Vehicles are expected to need to communicate individually with many other vehicles and infrastructure to gain identity and other information about them, as well as to authenticate those vehicles and infrastructure in order to determine their trustworthiness.  Efficient use of AA’s can shift a significant portion of those determinations away from vehicle-level resources to AA’s on the edge which can push efficient, summarized, trusted data to vehicles).
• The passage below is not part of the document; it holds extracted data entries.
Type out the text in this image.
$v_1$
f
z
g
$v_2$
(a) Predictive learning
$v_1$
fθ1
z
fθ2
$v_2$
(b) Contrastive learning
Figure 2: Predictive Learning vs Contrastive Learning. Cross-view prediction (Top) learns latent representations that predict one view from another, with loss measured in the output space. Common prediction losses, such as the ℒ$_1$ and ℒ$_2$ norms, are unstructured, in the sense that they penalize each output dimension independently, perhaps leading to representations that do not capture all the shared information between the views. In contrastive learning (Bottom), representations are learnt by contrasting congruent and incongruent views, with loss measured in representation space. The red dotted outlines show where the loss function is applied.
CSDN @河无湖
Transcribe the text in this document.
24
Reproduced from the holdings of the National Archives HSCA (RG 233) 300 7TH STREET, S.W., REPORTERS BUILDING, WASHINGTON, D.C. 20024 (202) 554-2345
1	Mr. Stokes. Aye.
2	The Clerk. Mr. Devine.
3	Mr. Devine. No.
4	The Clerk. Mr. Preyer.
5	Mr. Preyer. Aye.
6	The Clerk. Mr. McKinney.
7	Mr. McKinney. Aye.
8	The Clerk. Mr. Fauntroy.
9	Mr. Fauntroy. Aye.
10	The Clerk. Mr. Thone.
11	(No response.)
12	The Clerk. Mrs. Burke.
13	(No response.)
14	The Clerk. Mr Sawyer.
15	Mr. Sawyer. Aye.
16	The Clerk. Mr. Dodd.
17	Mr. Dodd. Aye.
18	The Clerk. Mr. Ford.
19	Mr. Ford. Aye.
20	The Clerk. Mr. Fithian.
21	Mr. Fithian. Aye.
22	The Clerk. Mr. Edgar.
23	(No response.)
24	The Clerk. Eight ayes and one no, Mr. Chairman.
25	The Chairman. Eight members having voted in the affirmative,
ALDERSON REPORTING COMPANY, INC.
AA’s of one network of vehicles (e.g., of one OEM or Government entity) may connect to other AA’s of networks associated with different OEM’s, governments, etc.  Together those AA’s could share information about the respective vehicles for which they are each responsible, into a merged database all supported vehicles and infrastructure (including the location, direction of travel, etc. of those vehicles).  Using sophisticated algorithms and powerful edge computing power, AA’s would be able to reasonably predict what other vehicles that AA’s managed vehicles would encounter.  The AA could then push pertinent information to its vehicles about those other vehicles (e.g., identifying info, trustworthiness, location, speed, direction of travel, etc.).  Thus vehicles could obtain vital information that would otherwise: (a) have to be queried for on a V2V, V2I or V2C basis; and (b) then be evaluated at the vehicle.  A well-designed solution along these lines could resolve a significant portion of the queries that would otherwise be done.